Apple has systems, policies and procedures to duplicate, scale and train on consistent customer delight.
Not only can you, too, do this… you must.
Start with mapping the customer experience.
From the beginning to an end of the customer’s journey, how many waypoints can your company come into contact with her in some fashion?
For Lynn, it started with seeing the Apple Store in the mall – what it looked like – what the store decor communicated to her.
For you, it might be your parking lot (its cleanliness, the width of your parking spaces, funny or thoughtful signs you might have in front of the parking spaces).
How does the waypoint make the customer feel? Does it reinforce your brand? Does it reflect kindness and professionalism?

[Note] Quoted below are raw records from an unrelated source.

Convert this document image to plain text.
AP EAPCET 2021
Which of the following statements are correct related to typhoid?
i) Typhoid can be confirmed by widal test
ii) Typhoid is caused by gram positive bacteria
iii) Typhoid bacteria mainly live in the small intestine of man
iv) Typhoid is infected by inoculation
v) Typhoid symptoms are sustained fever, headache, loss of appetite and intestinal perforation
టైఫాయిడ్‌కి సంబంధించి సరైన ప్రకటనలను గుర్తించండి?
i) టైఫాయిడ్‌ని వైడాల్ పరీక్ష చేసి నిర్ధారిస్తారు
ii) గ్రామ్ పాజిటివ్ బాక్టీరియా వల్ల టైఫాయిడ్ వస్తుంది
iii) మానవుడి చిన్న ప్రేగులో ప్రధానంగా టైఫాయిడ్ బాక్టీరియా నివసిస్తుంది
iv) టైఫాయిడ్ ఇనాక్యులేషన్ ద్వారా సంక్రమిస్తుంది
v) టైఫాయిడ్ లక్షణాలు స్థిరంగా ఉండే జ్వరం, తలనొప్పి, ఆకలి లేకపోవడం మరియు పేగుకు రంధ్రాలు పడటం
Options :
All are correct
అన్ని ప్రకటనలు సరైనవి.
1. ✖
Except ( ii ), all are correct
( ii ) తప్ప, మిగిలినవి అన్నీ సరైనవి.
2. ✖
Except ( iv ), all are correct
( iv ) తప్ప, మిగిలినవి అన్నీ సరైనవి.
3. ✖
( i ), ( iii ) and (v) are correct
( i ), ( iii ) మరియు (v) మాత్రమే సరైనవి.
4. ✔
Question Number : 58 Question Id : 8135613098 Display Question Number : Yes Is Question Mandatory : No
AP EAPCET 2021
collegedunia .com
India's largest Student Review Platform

Then, move on. What’s the next waypoint?
For Lynn at The Apple Store, it was walking through the door to dozens of blue-shirted, bright-eyed, Apple employees. Within seconds of her entry, one is sure to greet her and – noticing Lynn carrying her laptop – intuitively inquire about service.
For you, it might be that blink-of-an-eye moment inside your front door when a customer’s quick assessment of your store (or school or medical facility) raises or lowers her opinion of you.
How does the next waypoint make the customer feel? Does it, too, reinforce your brand? Does it, too, reflect kindness and professionalism?
Map them all. Include follow-up and follow-through. Do this exercise with your whole company.
You’ll inevitably miss some. That’s why you should do this exercise with your everyone. Well, that’s one of the reasons you should do it with your whole team. You want everyone on board with this.
Take nothing for granted. Apple doesn’t.
It’s part of their genius. Soon, too, it will be part of yours.